The song built slowly, not louder but deeper, each note layered with emotion he never showed in words. When he reached the final verse, his voice steadied, no longer strained, the melody resolving into something warm instead of sad. The last chord lingered in the air long after his fingers stopped moving, fading into the night like a memory being set down gently instead of buried. Ruko exhaled and looked up at the moon again, a faint, genuine smile crossing his face for the first time in days. The heaviness in his chest had loosened. It wasn't gone, but it was manageable. The silence no longer felt hostile. It felt quiet in the way a calm room feels after a conversation that didn't need words. Behind him, the girls stepped back without making a sound. They didn't want to break whatever that moment had been. As they returned to their rooms, something had shifted—not dramatically, not with speeches or apologies, but with understanding. They had seen a side of Ruko that explained the distance, the logic, the way he always carried responsibility alone. On the rooftop, Ruko let the Core Alloy dissolve back into his arm, the guitar vanishing into liquid metal. He stretched, feeling lighter than he had since Kazuma left. The moonlight reflected in his eyes, and for a brief moment his usual guarded expression was replaced with something softer, almost gentle. Then the familiar neutral look returned, the "cat expression" the others joked about, the emotional mask sliding back into place.
But the difference was that it wasn't as heavy anymore. He stayed there a while longer, letting the cool air settle around him, the echo of the song still lingering in his mind. When he finally went back inside, the mansion didn't feel as cold.
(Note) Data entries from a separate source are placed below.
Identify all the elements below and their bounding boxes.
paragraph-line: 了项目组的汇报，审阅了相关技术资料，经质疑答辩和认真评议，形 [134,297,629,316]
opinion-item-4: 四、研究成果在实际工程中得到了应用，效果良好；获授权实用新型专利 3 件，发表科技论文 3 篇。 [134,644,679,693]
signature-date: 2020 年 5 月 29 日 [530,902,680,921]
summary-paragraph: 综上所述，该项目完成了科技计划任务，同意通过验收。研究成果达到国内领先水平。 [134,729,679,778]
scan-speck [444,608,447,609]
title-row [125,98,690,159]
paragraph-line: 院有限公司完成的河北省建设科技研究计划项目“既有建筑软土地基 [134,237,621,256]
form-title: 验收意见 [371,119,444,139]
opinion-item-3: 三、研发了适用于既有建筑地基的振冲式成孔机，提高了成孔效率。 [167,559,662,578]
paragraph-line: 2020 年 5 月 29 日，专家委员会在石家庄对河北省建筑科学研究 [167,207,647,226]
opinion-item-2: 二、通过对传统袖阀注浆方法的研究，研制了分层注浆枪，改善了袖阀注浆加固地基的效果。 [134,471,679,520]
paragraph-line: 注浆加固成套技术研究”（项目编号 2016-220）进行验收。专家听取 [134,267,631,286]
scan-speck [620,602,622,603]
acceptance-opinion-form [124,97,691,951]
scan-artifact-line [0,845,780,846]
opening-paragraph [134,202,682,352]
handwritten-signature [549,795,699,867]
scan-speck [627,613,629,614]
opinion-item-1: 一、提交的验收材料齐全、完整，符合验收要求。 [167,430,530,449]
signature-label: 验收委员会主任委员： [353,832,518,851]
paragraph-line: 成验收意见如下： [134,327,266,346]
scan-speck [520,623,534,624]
He passed Aqua in the hallway; she hesitated, then gave a small nod instead of looking away. Megumin muttered a quiet "good night" without sarcasm. Darkness offered a faint smile. No one mentioned the music. They didn't need to. Ruko returned to his room, lay down, and for the first time in over a week, sleep came without system alerts, without intrusive memories, without calculations running in the background. The loneliness hadn't disappeared, but it had changed shape, no longer an empty void but something that could be filled, even if only for a few minutes under the moon with a song from another world.